ミュージカル『ウェイトレス』が9日に東京・日生劇場で初日を迎え、高畑充希、宮野真守、宮澤エマ、LiLiCo、浦嶋りんこが取材に応じた。
同作は、アメリカ映画『ウェイトレス~おいしい人生のつくりかた』(07年)をベースに製作されたブロードウェイミュージカルで、今回が日本初演となる。アメリカ南部の田舎町でとびきりのパイを提供するウェイトレスのジェナ(高畑)は、ダメな夫・アール(渡辺大輔)に苦しみながらも妊娠していることに気づき、妊娠は嬉しくないが産むことを決める。産婦人科の若い医師・ポマター(宮野)と惹かれ合い、「全国パイづくりコンテスト」で優勝して賞金を獲得できたら夫と別れようと決心するが……という、悩める現代女性を全力で応援するコメディ・ミュージカルだ。
同作を何回も観たという高畑は「最初はニューヨークで拝見して、あまりに面白くて感激してしまって。曲も素晴らしいし、もう1回観たいと思ってロンドンに行って、もう1回観たらもう1回観たくなって、またニューヨークに行って観た」とワールドワイドに楽しんだ様子。「日本に帰ったときに『こんな素晴らしいミュージカルがあって、チャンスがあったらやりたいなあ』と言ってたら、叶った」と念願の出演となった。

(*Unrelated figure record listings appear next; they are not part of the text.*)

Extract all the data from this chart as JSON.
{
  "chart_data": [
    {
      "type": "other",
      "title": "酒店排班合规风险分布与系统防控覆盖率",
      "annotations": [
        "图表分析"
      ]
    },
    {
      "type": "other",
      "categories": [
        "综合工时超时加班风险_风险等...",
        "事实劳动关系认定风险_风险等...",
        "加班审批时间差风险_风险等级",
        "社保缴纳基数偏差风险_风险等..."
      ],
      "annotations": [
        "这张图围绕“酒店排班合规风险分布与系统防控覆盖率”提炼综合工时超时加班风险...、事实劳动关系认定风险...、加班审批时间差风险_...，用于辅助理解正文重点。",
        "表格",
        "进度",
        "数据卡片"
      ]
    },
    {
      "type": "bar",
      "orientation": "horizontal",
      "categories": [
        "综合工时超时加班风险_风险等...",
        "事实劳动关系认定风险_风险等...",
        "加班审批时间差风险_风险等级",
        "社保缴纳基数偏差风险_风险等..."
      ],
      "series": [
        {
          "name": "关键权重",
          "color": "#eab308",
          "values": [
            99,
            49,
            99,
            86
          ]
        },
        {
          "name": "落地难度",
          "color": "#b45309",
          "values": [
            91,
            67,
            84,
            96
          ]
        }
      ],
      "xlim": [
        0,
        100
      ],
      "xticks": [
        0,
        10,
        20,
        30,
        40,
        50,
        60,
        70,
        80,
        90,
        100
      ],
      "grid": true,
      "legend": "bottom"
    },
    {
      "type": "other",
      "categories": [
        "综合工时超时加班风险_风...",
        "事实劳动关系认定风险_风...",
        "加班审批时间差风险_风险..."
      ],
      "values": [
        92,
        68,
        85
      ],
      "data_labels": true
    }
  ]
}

同じくブロードウェイで観たという宮澤は「大号泣って、こういうことかなと。嗚咽混じりで泣きながら観て、パイも売ってたからパイをむさぼりながら泣きながら、浄化されて劇場を出て行くみたいな、宗教的な体験をした」と振り返る。「日本にいつか来るのであれば何らかの形で関わりたいなと思っていたんですけど、『ピピン』に出た際に演出家のダイアンさんが『ウェイトレス』も演出されていて、『あなた、ドーン(役)にぴったりだと思う』と言われ、社交辞令かと思ってたら、本当にオファーをいただいたので、縁ってこういうことなのかな」と意外な経緯を明かした。
またミュージカルでは初共演となる高畑について、宮野は「年に1回くらいは会ってたんですけどね、バラエティで」と、星野源の冠音楽番組『おげんさんといっしょ』(NHK総合)のことをほのめかし、高畑も「そうですね。かなりアブノーマルなシチュエーションでいつも顔を合わせていただいていたので、まさか」と同意。今回は不倫関係に陥る役柄で、高畑は「ポップとはいえかなりいろんなことが繰り広げられるミュージカルなので、最初は大丈夫かなと思ったけど、相談しながら稽古できてすごく心強い存在です」と信頼を寄せる。
改めて「お芝居できてすごく嬉しいです。やっとお芝居できたから」(宮野)、「お芝居したことなかったから」(高畑)という2人だが、宮野は「すごい引き込まれますね。舞台で一方的に拝見したときも引き込まれて目が離せなかったけど、実際に相手役となった時に、充希ちゃんと対面すると、自然と物語の登場人物になれる。それが楽しくてしょうがない」と息ぴったりの関係を見せた。
取材では「今の気持ちをパイに喩えると?」という難問も飛び出し、「外見は甘いクリームで、中身はボリューミーでフルーツがいっぱい入ってるパイにして作品をお届けしたい」(浦嶋)、 「なんで奥さんがミュージカルデビューしてるのに名古屋で別の舞台やってるんだろうパイ」(LiLiCo)、「"1口食べたら絶対ずっと健康パイ"が食べたい。私たち、何回PCR検査受けたのかってくらい万全の体制でやってるので」(宮澤)と個性的な回答が続く。さらに「パイ生地だけパイ!」と叫んだ宮野は、「色んなことがあったけど、今はまだパイ生地だけパイ! お客さんが入ってやっと僕らの『ウェイトレス』が始まるので、パイ生地だけパイ!」と連呼。最終的には高畑が「皆が楽しかったらそれでいいよパイ」とまとめ、キャスト陣も「座長ありがとうございます!」と感謝していた。
東京公演は日生劇場にて3月9日〜30日、福岡公演は博多座にて4月4日〜11日、大阪公演は梅田芸術劇場メインホールにて4月15日〜19日、名古屋公演は御園座にて4月29日〜5月2日。